The response to projections is overwhelmingly positive:

  • 34% say they felt reassured that they were on track;
  • 28% took steps to fine-tune their strategy, either on their own or with an adviser;
  • 12% immediately increased their contribution rate;
  • 26% were persuaded that they should save more but felt they couldn’t afford it now; and
  • Only a small proportion of participants felt overwhelmed (8%), hopeless (6%), or confused (6%) by the information.

In-person meetings with a financial professional are by far the most effective communication vehicle for motivating plan participants to make positive changes to their retirement savings: 66% cite meetings as the most motivating, while 35% prefer calculators and worksheets and 26% favor model portfolios. Newer communication channels also are taking hold, especially among younger workers. Half of participants would be interested in greater mobile device functionality for their retirement accounts. That number rises to 61% among Millennials.

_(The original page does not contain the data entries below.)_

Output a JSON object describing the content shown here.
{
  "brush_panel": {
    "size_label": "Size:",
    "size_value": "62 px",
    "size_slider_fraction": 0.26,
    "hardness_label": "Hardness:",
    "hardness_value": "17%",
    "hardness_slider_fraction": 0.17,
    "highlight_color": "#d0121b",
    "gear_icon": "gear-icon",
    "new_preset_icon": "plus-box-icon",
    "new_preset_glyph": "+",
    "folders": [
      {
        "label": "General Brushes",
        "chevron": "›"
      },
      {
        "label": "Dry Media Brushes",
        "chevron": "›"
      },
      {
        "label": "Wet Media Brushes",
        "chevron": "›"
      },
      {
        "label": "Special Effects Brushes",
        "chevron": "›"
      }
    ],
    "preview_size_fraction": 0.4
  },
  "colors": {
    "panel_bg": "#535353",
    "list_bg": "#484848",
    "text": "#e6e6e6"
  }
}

NEXT: Lessons for plan sponsors and advisers

The study reveals new ways to motivate participants to take action, and ultimately, help drive better retirement outcomes.

Ohl tells PLANADVISER in-person communication is an all-weather, all-participant strategy. “Participants in the survey said in-person meetings are the best way to motivate them to make positive changes in their accounts—across all age groups and all income groups,” she says.

“We found some very actionable items that came out of survey that would help plan sponsors. They can motivate participants by making communications personal and relevant—tie it to a work/life event.

This makes participants more likely to take action and results in higher deferral rates and higher account balances,” she adds. Ohl notes that account balances were $128,000 for those who engaged in in-person communication versus $68,000 for those that did not.

The survey also showed the importance of automatic plan features, according to Ohl. Both auto-enrollment and auto-escalation help get instinct followers to do something. To engage participants when everything is automatic, Ohl says in-person communications after original enrollment result in higher account balances, deferral rates and confidence levels. She cites the experience of a large health care client that has auto-enrollment into the plan. On average, the contribution of those employees who do not meet one-on-one with a retirement consultant is 7.7%. The average contribution of a participant who has met with a retirement consultant is 9.9%.

As for tying communications to life events, Ohl gives an example of a participant whose spouse will be turning 62 soon. That is a good time to interact with the participant and make in-person guidance available.

Plan sponsors and advisers need to understand how critical their roles are, because that’s who participants are looking to for guidance, Ohl concludes.